Besides, local financial institutions were also seen offloading part of their holdings across the board.
He revealed that heavy selling by foreign and local institutions was mainly in auto, bank and cement stocks. “They are in the phase of readjusting their portfolios in the wake of Pakistan’s negative economic outlook for two years,” Ahmed added.
In an earlier development, Pakistan has formally approached the International Monetary Fund (IMF) for a bailout. IMF Managing Director Christine Lagarde announced on Thursday that she would send a mission to Pakistan for bailout negotiations amid emphasis on full disclosure of the debt Pakistan had acquired including from China.
The analyst pointed out, “Everyone is foreseeing a rebound in the market any moment. But at the same time, everyone is selling as well to repurchase stocks at lower levels.”
There was confusion about the size of IMF bailout Pakistan was seeking. Earlier, there was talk that Pakistan would apply for a $8-12 billion bailout. Now, market talk suggests the package would be around $6-7 billion.
“If Pakistan receives a low amount, the problem of current account balance may remain in place over the medium term,” the analyst said.
JS Global analyst Danish Ladhani said the index came under pressure after street talk suggested that major heavyweights like Lucky Cement, United Bank and Habib Bank could be removed from the MSCI large-cap index in the upcoming semi-annual review on November 13.
It took a toll on the benchmark index, pushing it near the 37,500-point level.
Top heavyweights Habib Bank (-1.88%), Oil and Gas Development Company (-1.82%), Engro (-3.46%), Pakistan Petroleum (-2.10%), MCB Bank (-3.01%), Pakistan Oilfields (-2.87%), United Bank (-1.90%), Fauji Fertiliser (-2.92%) and Lucky Cement (-5%) cumulatively took away 410 points from the index.
DG Khan Cement (-4.64%) and Maple Leaf Cement (-4.65%) closed near their lower price limits.
“Pressure was also seen in the financial sector where HBL (-1.88%), MCB Bank (-3.01%) and UBL (-1.90%) were the major laggards,” the analyst said.
Searl (-2.12%) in the pharma sector announced its FY18 results where the company reported consolidated earnings per share of Rs14.55 with a cash payout of Rs5 and bonus of 15%.
In the exploration and production sector, Pakistan Oilfields (-2.87%) announced first-quarter consolidated earnings per share of Rs12.57 with no cash payout. Attock Refinery (-0.99%) reported loss per share of Rs1.97 with no dividend.
“Moving forward, we expect investor’s sentiment to remain choppy. Therefore, the KSE-100 will remain under pressure along with selling pressure from foreign investors,” Ladhani added.
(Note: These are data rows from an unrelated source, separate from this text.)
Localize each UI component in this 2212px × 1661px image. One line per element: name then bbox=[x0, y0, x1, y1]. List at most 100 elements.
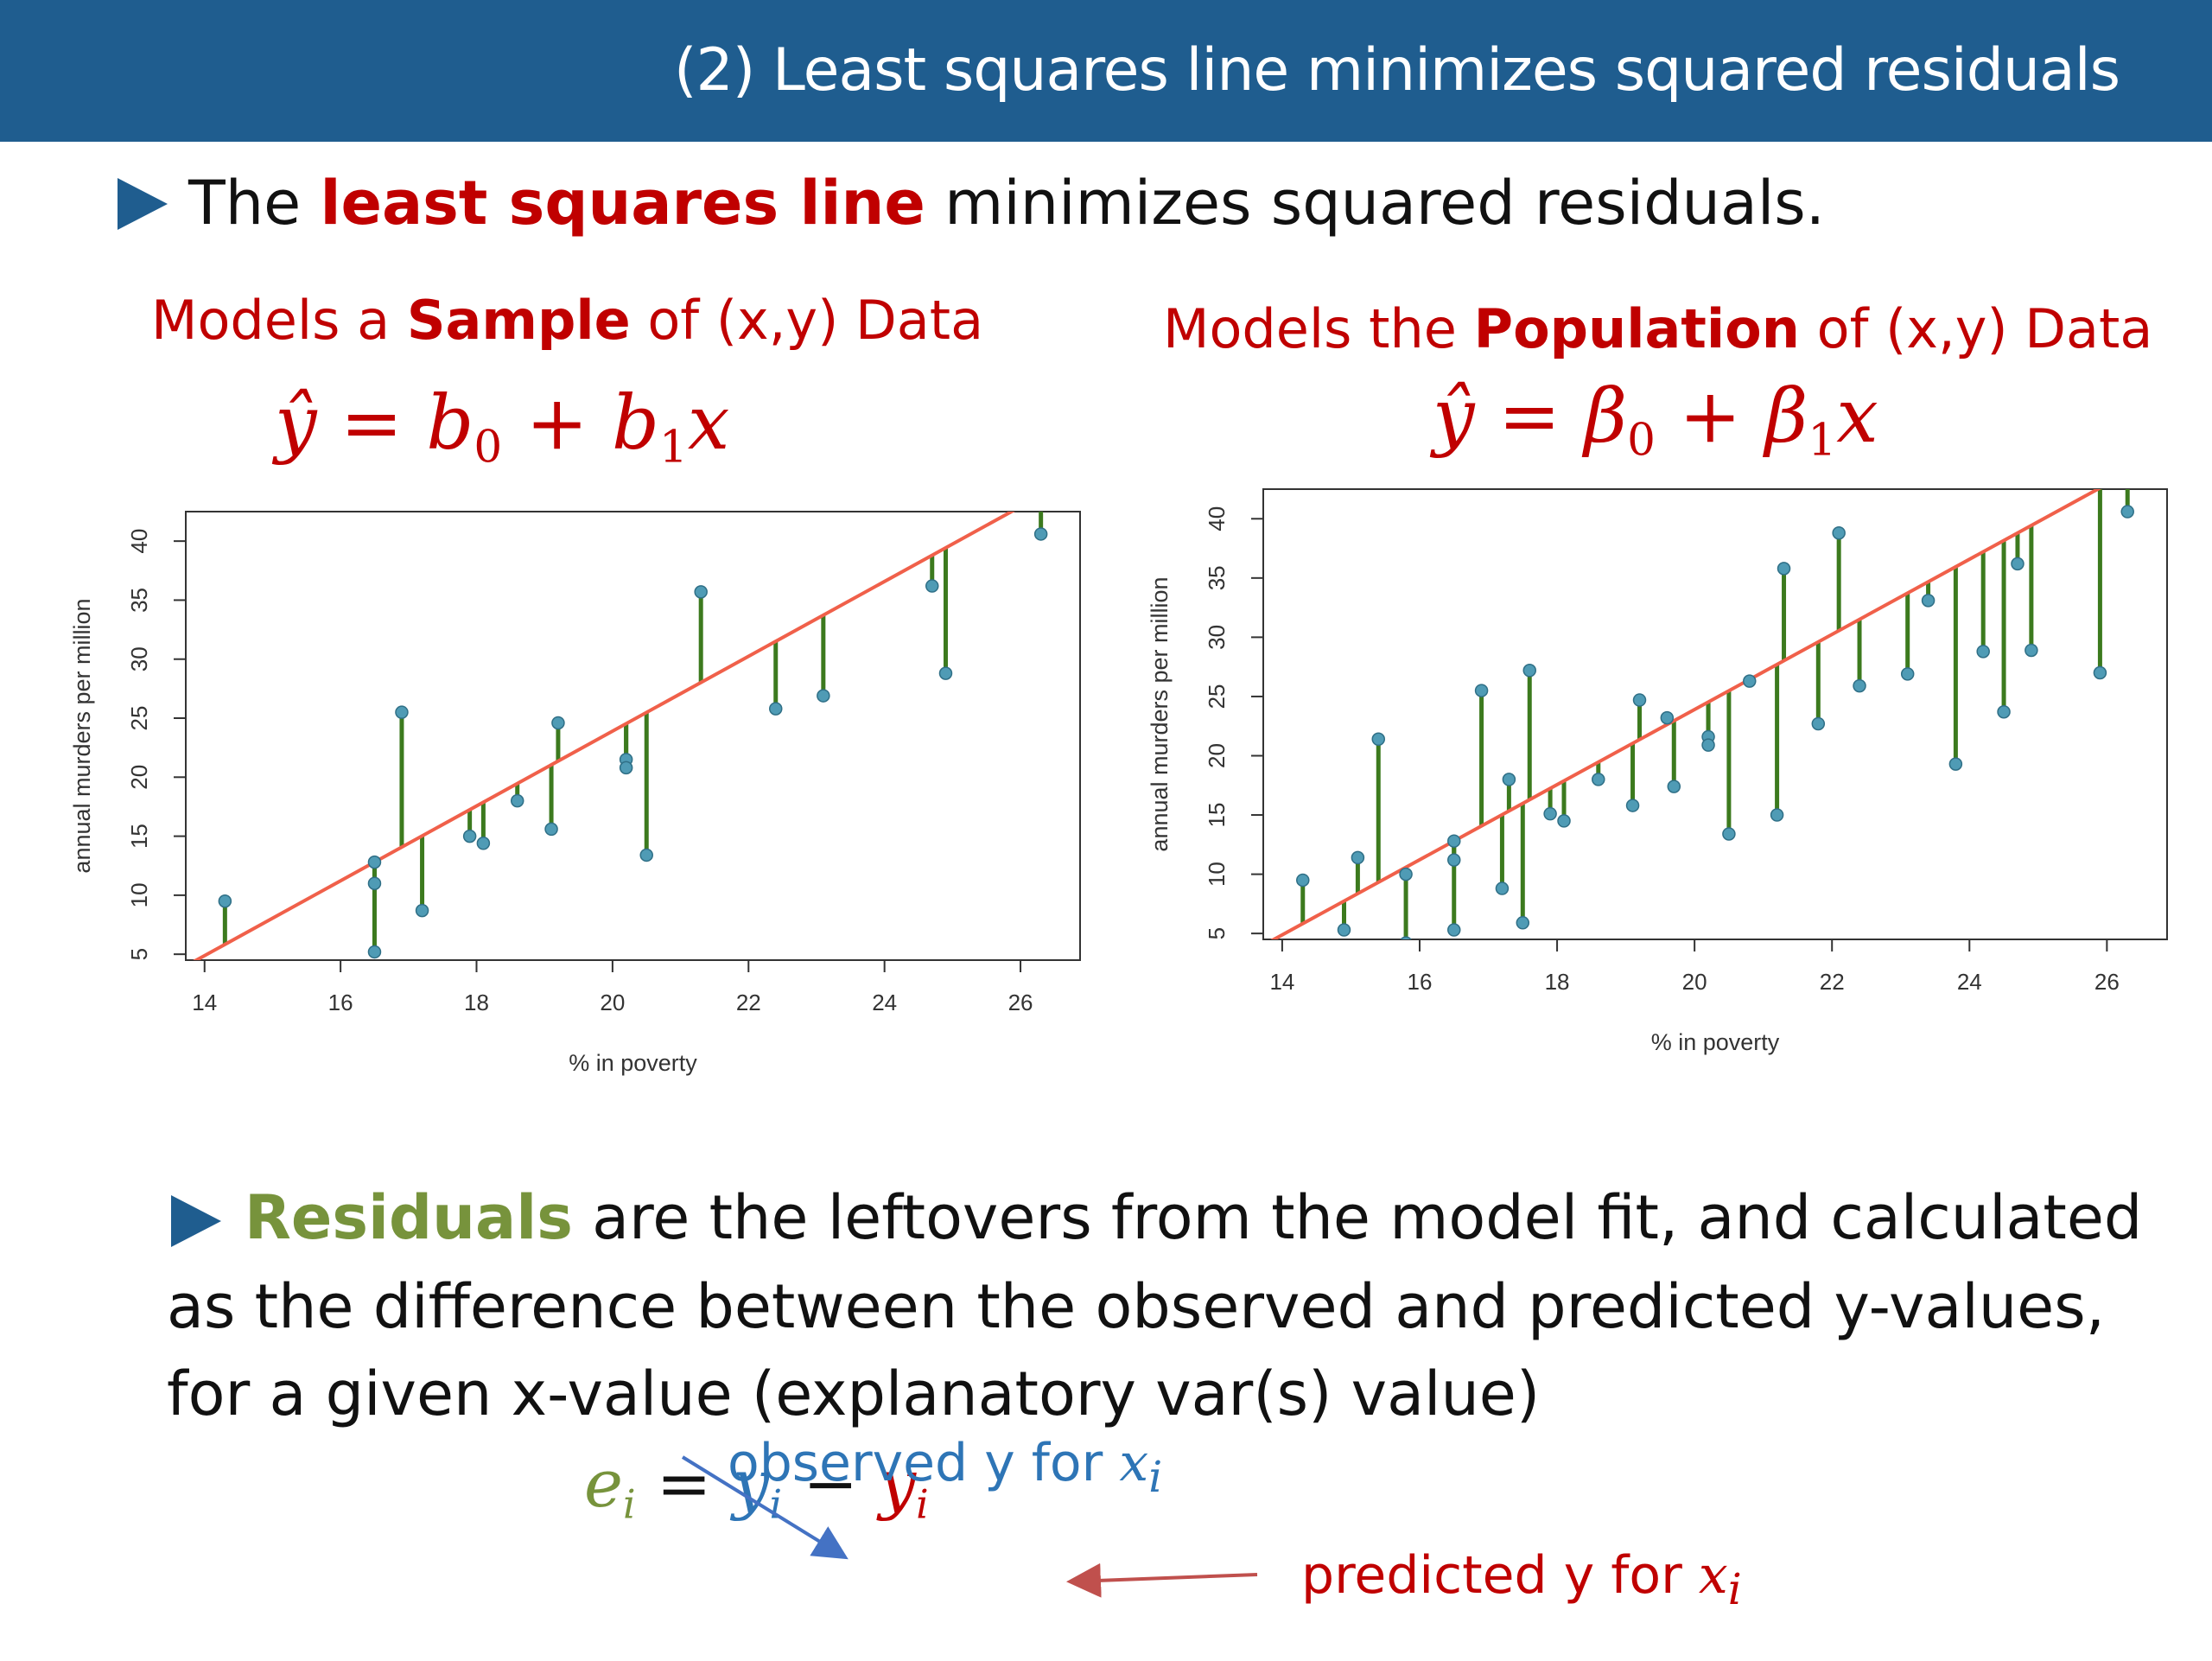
observed-var: x bbox=[1119, 1433, 1149, 1493]
formula-b1: b bbox=[611, 380, 660, 467]
fit-line bbox=[1270, 489, 2102, 939]
data-point bbox=[544, 822, 558, 837]
data-point bbox=[1625, 799, 1640, 812]
formula-plus: + bbox=[525, 380, 588, 467]
data-point bbox=[1337, 923, 1351, 937]
bullet-1-suffix: minimizes squared residuals. bbox=[944, 168, 1825, 239]
data-point bbox=[1701, 738, 1715, 752]
x-tick-label: 14 bbox=[192, 990, 217, 1015]
slide-title: (2) Least squares line minimizes squared… bbox=[674, 36, 2120, 105]
data-point bbox=[694, 585, 708, 599]
data-point bbox=[1399, 867, 1413, 881]
data-point bbox=[1832, 525, 1846, 540]
data-point bbox=[551, 716, 565, 730]
data-point bbox=[2011, 557, 2024, 571]
predicted-annotation: predicted y for xi bbox=[1301, 1545, 1742, 1614]
formula-yhat: ŷ bbox=[1433, 373, 1475, 460]
predicted-var: x bbox=[1698, 1545, 1728, 1606]
data-point bbox=[1921, 594, 1936, 608]
x-tick-label: 24 bbox=[1957, 969, 1982, 995]
data-point bbox=[476, 837, 491, 850]
formula-e: e bbox=[584, 1445, 623, 1522]
bullet-2-line-3: for a given x-value (explanatory var(s) … bbox=[167, 1359, 1541, 1429]
y-tick-label: 10 bbox=[126, 882, 152, 907]
x-axis-title: % in poverty bbox=[569, 1050, 697, 1076]
data-point bbox=[1543, 806, 1557, 821]
x-tick-label: 14 bbox=[1269, 969, 1294, 995]
formula-beta0: β bbox=[1584, 373, 1628, 460]
data-point bbox=[1592, 773, 1605, 786]
x-axis-title: % in poverty bbox=[1651, 1029, 1780, 1055]
y-tick-label: 25 bbox=[126, 706, 152, 731]
right-heading-suffix: of (x,y) Data bbox=[1816, 297, 2153, 360]
data-point bbox=[1777, 562, 1791, 576]
plot-data bbox=[1270, 489, 2134, 939]
chart-2: 14 16 18 20 22 24 26 5 10 15 20 25 30 35 40 % in povert… bbox=[1147, 488, 2168, 1055]
formula-equals: = bbox=[656, 1445, 712, 1522]
plot-frame bbox=[1262, 488, 2168, 940]
chart-1: 14 16 18 20 22 24 26 5 10 15 20 25 30 35 40 % in povert… bbox=[69, 511, 1081, 1076]
formula-yhat-sub: i bbox=[916, 1481, 929, 1528]
formula-plus: + bbox=[1679, 373, 1742, 460]
y-tick-label: 10 bbox=[1204, 862, 1230, 887]
y-tick-label: 20 bbox=[1204, 743, 1230, 768]
data-point bbox=[817, 689, 830, 703]
formula-yhat: y bbox=[879, 1445, 917, 1522]
formula-beta0-sub: 0 bbox=[1627, 414, 1656, 467]
formula-yhat: ŷ bbox=[275, 380, 317, 467]
data-point bbox=[1948, 757, 1963, 771]
x-tick-label: 22 bbox=[736, 990, 761, 1015]
data-point bbox=[1557, 814, 1571, 828]
y-tick-label: 40 bbox=[126, 529, 152, 554]
x-tick-label: 16 bbox=[328, 990, 353, 1015]
data-point bbox=[1351, 850, 1365, 865]
formula-e-sub: i bbox=[622, 1481, 636, 1528]
observed-annotation: observed y for xi bbox=[728, 1433, 1162, 1502]
data-point bbox=[1667, 780, 1681, 793]
bullet-2-line-1-rest: are the leftovers from the model fit, an… bbox=[592, 1182, 2143, 1253]
data-point bbox=[1447, 853, 1461, 867]
data-point bbox=[1900, 667, 1915, 681]
left-panel-heading: Models a Sample of (x,y) Data bbox=[151, 289, 983, 352]
data-point bbox=[2120, 505, 2134, 519]
data-point bbox=[769, 702, 783, 716]
y-tick-label: 35 bbox=[126, 588, 152, 613]
left-heading-bold: Sample bbox=[406, 289, 631, 352]
data-point bbox=[395, 705, 409, 719]
bullet-1-prefix: The bbox=[188, 168, 302, 239]
y-axis-title: annual murders per million bbox=[69, 598, 95, 873]
data-point bbox=[2093, 665, 2107, 680]
data-point bbox=[938, 666, 953, 680]
data-point bbox=[1516, 916, 1530, 930]
x-tick-label: 26 bbox=[1008, 990, 1033, 1015]
fit-line bbox=[193, 512, 1015, 960]
formula-b0-sub: 0 bbox=[474, 421, 503, 474]
right-heading-prefix: Models the bbox=[1163, 297, 1457, 360]
data-point bbox=[367, 855, 382, 869]
data-point bbox=[1400, 936, 1412, 939]
bullet-arrow-icon bbox=[118, 178, 168, 230]
y-tick-label: 40 bbox=[1204, 506, 1230, 531]
data-point bbox=[1997, 705, 2011, 719]
data-point bbox=[1502, 773, 1516, 786]
x-tick-label: 22 bbox=[1820, 969, 1845, 995]
data-point bbox=[1296, 873, 1310, 888]
right-panel-formula: ŷ = β0 + β1x bbox=[1433, 373, 1878, 466]
formula-x: x bbox=[1836, 373, 1878, 460]
left-panel-formula: ŷ = b0 + b1x bbox=[275, 380, 729, 473]
data-point bbox=[1853, 678, 1866, 693]
data-point bbox=[1495, 881, 1510, 895]
data-point bbox=[1770, 808, 1784, 822]
y-tick-label: 35 bbox=[1204, 565, 1230, 590]
left-heading-prefix: Models a bbox=[151, 289, 391, 352]
data-point bbox=[1660, 710, 1675, 725]
bullet-arrow-icon bbox=[171, 1195, 221, 1247]
y-tick-label: 5 bbox=[1204, 927, 1230, 939]
x-tick-label: 26 bbox=[2094, 969, 2120, 995]
x-tick-label: 20 bbox=[600, 990, 625, 1015]
y-tick-label: 30 bbox=[1204, 625, 1230, 650]
y-tick-label: 15 bbox=[126, 824, 152, 849]
formula-equals: = bbox=[1497, 373, 1560, 460]
right-heading-bold: Population bbox=[1473, 297, 1800, 360]
data-point bbox=[415, 903, 429, 918]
Overall, trading volumes increased to 135.4 million shares compared with Thursday’s tally of 134.6 million. The value of shares traded during the day was Rs5.5 billion.
Shares of 363 companies were traded. At the end of the day, 60 stocks closed higher, 288 declined and 15 remained unchanged.
TRG Pakistan was the volume leader with 10 million shares, losing Rs1.18 to close at Rs22.54. It was followed by K-Electric with 8.9 million shares, gaining Rs0.10 to close at Rs5.21 and Engro Polymer with 8.7 million shares, losing Rs0.75 to close at Rs29.36.
Foreign institutional investors were net sellers of Rs76.2 million worth of shares during the trading session, according to data compiled by the National Clearing Company of Pakistan.